In Tyler, Texas, competing rallies were held by the Ku Klux Klan and the National Association for the Advancement of Colored People. The Klan rally, attended by about 300 people, and the NAACP rally, attended by about 2,000, were peaceful.
In Georgia, Ku Klux Klansmen and others shouted, ″Go home, niggers″ from behind police barricades as the Rev. Hosea Williams led about 40 people to the Forsyth County Courthouse. The march started Wednesday in Atlanta, 50 miles away.
Earlier Saturday, about 50 white supremacists chanting ″white power″ had demonstrated at the courthouse to protest the march.
″We don’t take second billing to no niggers,″ Jerry Lord, a Klansman and county organizer for the white supremacist Nationalist Movement, said at the rally. ″Y’all want another Los Angeles? Stand up to them black devils.″
Nationalist Movement first officer Richard Barrett later called reporters to say Lord had been suspended from the group for 30 days because of his language and his behavior at the rally.
Assistant Police Chief Buck Jones estimated that about 350 white supremacists jammed the streets, along with several hundred onlookers.
″The true Forsyth is showing up,″ said Williams, who worked with the Rev. Martin Luther King Jr. in the 1960s civil rights movement. ″They said there wasn’t no more Klan activity. ... We’re launching a new era. We’ve dreamed long enough.″
About 200 police separated the marchers from onlookers and members of the Klan and the white supremacist Nationalist Movement. Several police marksmen lined the courthouse roof.
Williams gave Sheriff Wesley Walraven a document that said blacks would forgive the county for driving them out 80 years ago if officials began recruiting black businesses and more black residents.
The county’s hostility toward blacks dates to 1912 when an 18-year-old white woman was raped and beaten to death, allegedly by a black man. A man was lynched and about 1,000 black residents were forced to abandon their homes.

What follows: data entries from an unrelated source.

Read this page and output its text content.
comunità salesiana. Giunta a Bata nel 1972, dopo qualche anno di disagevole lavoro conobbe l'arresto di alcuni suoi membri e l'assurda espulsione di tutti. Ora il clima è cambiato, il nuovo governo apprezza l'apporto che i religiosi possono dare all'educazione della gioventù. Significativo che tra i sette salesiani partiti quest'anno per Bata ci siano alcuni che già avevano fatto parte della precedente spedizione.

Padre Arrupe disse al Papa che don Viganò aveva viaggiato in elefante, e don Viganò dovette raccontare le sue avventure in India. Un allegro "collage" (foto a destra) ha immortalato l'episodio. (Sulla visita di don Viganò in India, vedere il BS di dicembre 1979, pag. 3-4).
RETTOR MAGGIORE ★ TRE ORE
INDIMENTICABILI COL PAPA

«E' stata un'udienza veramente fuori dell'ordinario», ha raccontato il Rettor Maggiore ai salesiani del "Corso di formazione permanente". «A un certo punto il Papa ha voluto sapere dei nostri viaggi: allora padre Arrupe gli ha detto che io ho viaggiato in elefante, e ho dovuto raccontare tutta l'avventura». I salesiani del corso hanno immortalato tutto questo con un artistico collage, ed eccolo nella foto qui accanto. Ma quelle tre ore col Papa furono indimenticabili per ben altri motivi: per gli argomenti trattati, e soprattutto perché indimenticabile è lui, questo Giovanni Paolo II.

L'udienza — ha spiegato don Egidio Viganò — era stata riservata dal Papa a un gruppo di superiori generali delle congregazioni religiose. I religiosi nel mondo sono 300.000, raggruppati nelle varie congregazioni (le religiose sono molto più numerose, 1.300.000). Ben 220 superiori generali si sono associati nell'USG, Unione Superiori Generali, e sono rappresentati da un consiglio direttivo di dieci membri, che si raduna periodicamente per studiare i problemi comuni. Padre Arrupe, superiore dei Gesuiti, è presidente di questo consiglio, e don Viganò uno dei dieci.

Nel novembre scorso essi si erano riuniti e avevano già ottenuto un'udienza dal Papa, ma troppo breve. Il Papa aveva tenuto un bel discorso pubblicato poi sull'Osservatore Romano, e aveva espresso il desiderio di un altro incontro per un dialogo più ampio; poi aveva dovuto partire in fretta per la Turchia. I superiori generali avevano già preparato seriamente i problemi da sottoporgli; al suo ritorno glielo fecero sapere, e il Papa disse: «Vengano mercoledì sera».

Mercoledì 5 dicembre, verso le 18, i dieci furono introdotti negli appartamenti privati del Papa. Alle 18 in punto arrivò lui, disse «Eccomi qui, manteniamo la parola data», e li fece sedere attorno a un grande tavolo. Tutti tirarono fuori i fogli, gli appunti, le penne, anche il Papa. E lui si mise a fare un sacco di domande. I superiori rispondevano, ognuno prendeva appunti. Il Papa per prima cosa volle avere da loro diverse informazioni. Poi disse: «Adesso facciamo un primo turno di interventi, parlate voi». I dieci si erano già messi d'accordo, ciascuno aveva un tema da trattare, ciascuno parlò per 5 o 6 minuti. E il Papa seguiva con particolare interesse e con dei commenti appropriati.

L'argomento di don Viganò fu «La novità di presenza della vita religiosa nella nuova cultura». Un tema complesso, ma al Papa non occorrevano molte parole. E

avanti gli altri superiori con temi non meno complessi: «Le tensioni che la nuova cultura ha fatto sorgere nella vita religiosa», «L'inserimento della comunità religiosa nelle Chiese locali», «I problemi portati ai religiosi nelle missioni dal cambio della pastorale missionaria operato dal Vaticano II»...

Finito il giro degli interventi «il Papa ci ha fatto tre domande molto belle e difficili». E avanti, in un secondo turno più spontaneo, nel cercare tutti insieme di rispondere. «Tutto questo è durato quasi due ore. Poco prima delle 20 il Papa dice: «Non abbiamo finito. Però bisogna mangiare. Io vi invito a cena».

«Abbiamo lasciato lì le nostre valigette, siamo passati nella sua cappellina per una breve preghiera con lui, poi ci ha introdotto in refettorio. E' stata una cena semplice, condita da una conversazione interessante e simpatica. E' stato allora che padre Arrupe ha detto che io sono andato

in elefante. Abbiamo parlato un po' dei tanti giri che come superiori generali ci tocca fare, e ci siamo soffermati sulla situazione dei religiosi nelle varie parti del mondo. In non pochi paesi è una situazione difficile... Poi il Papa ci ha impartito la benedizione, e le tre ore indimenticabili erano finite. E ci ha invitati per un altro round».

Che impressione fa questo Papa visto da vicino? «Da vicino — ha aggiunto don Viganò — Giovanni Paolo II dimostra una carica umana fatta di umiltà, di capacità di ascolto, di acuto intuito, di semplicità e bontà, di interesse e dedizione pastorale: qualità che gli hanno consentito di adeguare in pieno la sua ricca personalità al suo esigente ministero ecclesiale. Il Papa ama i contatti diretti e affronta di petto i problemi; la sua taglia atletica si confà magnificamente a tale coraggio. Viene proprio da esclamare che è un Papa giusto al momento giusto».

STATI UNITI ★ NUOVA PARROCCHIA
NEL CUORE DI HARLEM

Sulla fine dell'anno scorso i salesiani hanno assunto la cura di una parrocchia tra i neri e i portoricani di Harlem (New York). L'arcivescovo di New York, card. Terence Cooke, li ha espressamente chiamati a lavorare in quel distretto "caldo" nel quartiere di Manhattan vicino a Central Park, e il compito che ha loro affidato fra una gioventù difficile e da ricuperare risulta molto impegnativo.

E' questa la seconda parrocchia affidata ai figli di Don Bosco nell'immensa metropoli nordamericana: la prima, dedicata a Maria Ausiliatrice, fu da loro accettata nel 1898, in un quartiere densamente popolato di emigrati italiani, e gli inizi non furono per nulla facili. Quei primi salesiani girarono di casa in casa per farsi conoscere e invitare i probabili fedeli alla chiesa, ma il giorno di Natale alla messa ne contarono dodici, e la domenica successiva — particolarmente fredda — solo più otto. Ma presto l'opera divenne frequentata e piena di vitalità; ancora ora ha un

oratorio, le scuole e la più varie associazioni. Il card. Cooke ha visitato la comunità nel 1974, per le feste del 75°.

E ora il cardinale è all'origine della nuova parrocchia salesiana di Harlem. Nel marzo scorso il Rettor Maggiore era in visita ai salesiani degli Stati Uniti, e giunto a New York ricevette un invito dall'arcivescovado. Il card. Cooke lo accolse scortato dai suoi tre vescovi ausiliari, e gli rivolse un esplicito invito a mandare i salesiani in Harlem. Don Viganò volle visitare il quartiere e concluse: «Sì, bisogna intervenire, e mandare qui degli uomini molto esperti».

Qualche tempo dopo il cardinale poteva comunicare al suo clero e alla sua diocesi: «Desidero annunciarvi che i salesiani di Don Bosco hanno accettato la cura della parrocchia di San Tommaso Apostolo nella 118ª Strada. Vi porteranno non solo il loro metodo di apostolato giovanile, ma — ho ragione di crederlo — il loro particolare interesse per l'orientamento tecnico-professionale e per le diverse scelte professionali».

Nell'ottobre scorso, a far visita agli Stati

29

There are currently 14 blacks among Forsyth County’s 49,000 residents, according to the latest census.
Five years ago, Williams and followers were pelted with rocks and bottles as they marched through Cumming. He returned a week later with more than 20,000 marchers, who demonstrated peacefully.
Williams returned Saturday because he said nothing had changed in Forsyth since the earlier march.
White demonstrators wearing T-shirts with Confederate flags passed petitions through the crowd, seeking signatures to protest ″the Hosea Williams invasion.″
A banner over the gathering read ″America Arise: Destroy Minority Tyranny.″
In Tyler, Texas, about 300 people gathered in front of the Smith County Courthouse for a Klan rally, which Sheriff J.B. Smith said he believed was the city’s first.
About an hour later, more than 2,000 people jammed a convention center for the NAACP rally.
″I have no doubt that the presence of the Klan increased the turnout,″ said Wayne Johnson, Galveston’s first black elected county commissioner.
The NAACP moved its quarterly meeting to Tyler, about 85 miles east of Dallas, from Corpus Christi to draw attention to several cases of alleged police brutality.
″When city officials say publicly, for the record, that there is no race- relation problem in Tyler, you know they are either asleep, dead or playing East Texas possum,″ said David Galloway, co-chairman of Tyler Together, a race relations panel.